When the proposal phase begins, the Business Developer should personally make sure that the proposal reflects what the customer wants and what you know about the competition. Your knowledge about the opportunity, customer, and competitive environment goes well beyond what is in the RFP and is vital --- no one can do the job in your place. Business Developers rarely take a writing role in a proposal effort, but if you want to win, you need to make sure that those who do have writing assignments take into account what you know about the opportunity, the customer, and the competition. The proposal that does the best job of speaking to what the customer actually wants (regardless of what it says in the RFP) is the one that is most likely to win. Your job is to give your company that edge.

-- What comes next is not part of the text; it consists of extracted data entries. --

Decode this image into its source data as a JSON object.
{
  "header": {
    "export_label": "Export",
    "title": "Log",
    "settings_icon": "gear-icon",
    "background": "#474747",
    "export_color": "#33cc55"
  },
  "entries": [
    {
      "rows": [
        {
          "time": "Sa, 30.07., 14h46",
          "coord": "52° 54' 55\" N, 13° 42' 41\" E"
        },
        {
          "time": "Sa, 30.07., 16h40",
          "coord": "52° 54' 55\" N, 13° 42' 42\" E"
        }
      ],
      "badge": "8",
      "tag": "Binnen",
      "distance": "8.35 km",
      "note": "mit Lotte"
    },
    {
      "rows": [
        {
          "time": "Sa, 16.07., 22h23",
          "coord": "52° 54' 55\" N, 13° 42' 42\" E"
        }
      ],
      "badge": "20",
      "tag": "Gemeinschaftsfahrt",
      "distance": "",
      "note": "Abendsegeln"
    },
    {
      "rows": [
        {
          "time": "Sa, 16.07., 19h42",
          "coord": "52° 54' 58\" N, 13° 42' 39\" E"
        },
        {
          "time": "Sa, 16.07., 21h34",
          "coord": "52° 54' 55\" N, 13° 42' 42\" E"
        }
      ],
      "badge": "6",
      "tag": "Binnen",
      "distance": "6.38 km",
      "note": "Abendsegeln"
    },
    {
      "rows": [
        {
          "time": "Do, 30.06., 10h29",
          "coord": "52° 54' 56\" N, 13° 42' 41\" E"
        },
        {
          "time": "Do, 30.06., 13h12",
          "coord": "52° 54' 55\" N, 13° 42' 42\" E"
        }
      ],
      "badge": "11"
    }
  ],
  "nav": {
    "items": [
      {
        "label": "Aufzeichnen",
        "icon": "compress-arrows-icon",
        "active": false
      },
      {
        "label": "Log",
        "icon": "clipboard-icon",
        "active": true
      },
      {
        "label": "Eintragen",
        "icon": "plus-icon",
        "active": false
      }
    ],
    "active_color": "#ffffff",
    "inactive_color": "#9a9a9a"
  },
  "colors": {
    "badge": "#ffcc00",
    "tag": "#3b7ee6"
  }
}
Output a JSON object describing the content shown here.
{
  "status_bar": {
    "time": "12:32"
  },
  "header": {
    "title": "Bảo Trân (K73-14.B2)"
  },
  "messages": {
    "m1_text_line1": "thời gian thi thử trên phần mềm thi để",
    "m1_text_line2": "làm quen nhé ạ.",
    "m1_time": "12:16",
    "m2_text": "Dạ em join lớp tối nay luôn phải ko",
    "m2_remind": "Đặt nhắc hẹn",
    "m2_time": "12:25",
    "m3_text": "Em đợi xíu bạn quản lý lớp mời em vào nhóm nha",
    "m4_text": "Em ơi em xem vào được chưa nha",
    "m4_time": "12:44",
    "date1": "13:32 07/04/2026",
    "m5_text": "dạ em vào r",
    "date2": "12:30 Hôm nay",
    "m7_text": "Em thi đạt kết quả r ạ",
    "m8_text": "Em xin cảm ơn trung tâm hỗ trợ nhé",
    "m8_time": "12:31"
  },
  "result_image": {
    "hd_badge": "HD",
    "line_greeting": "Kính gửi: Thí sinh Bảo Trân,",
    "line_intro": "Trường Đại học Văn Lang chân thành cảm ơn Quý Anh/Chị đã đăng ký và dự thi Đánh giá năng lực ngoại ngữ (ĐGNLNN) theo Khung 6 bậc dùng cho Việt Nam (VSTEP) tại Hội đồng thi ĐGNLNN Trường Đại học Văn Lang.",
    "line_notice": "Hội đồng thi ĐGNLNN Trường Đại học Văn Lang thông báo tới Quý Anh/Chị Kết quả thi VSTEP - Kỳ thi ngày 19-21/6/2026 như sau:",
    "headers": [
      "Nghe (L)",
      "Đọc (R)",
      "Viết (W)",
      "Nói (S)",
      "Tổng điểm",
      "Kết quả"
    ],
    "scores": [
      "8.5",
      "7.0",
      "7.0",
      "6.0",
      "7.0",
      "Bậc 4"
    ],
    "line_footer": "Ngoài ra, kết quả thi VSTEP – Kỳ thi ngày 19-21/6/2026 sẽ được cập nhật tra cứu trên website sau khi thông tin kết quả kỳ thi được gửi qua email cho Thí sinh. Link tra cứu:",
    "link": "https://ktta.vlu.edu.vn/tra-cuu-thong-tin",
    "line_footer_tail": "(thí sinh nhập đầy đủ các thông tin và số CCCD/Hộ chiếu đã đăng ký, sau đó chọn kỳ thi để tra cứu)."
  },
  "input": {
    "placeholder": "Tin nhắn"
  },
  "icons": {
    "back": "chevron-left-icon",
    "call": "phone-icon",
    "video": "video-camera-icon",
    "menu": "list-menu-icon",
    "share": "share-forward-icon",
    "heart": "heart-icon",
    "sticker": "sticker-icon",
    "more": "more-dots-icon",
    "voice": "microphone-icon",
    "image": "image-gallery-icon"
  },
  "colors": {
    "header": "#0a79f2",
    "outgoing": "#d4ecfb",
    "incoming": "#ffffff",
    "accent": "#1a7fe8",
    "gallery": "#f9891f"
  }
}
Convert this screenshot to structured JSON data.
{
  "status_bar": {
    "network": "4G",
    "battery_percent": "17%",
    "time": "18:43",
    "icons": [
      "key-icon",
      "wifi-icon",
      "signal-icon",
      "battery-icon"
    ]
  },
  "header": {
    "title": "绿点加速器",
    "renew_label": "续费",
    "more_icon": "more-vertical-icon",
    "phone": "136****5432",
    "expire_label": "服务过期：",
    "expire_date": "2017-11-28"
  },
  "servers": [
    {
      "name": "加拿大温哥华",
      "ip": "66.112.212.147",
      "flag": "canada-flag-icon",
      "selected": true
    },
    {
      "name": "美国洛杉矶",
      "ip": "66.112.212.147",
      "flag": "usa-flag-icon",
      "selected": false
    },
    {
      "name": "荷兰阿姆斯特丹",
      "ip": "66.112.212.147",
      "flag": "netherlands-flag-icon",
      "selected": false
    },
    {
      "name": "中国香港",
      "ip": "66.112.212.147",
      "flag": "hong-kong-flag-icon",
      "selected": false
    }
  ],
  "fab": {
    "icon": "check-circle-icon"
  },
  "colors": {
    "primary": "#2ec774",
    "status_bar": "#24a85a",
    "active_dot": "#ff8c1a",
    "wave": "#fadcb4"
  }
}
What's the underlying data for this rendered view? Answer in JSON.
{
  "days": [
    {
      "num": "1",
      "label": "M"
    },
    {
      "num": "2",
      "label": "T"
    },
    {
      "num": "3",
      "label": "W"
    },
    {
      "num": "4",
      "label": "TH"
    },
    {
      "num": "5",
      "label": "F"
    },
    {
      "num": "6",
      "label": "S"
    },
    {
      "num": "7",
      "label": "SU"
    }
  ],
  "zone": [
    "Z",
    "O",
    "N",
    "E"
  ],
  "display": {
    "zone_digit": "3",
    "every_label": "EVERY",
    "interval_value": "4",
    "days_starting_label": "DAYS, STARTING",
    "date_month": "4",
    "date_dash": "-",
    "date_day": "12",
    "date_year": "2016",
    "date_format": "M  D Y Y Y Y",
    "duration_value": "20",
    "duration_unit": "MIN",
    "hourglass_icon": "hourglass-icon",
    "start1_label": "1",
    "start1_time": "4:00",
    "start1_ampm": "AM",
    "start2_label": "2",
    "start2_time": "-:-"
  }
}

You will do most of your work before the RFP is released. Once the RFP is released, the customer may no longer be willing to talk to you, so you must anticipate the questions that people will have during the proposal process and get the answers before the proposal even starts. When the RFP is released and people ask questions that you didn't anticipate, try your best to get answers. If the company has to proceed without answers, you may be in the best position to guess what the answer should be.

Preparing the proposal will require addressing many, many tradeoffs. Your understanding of the customer's preferences should be used to help the team make the decisions the customer would prefer. You may be the only one on the team with that kind of insight. Participate in the strategy sessions and offer your insight. Then read the proposal and make sure it speaks to what the customer wants. The technical staff working on the response will have a tendency to completely focus on RFP compliance. Frequently, companies produce technically compliant proposals that don't tell a story or offer the customer any insight beyond what was supplied in the RFP. You need to coach them and give them the information they need to make sure that your story makes it into print. If it doesn't, then all of your careful positioning and work may have zero impact on whether your company wins the opportunity.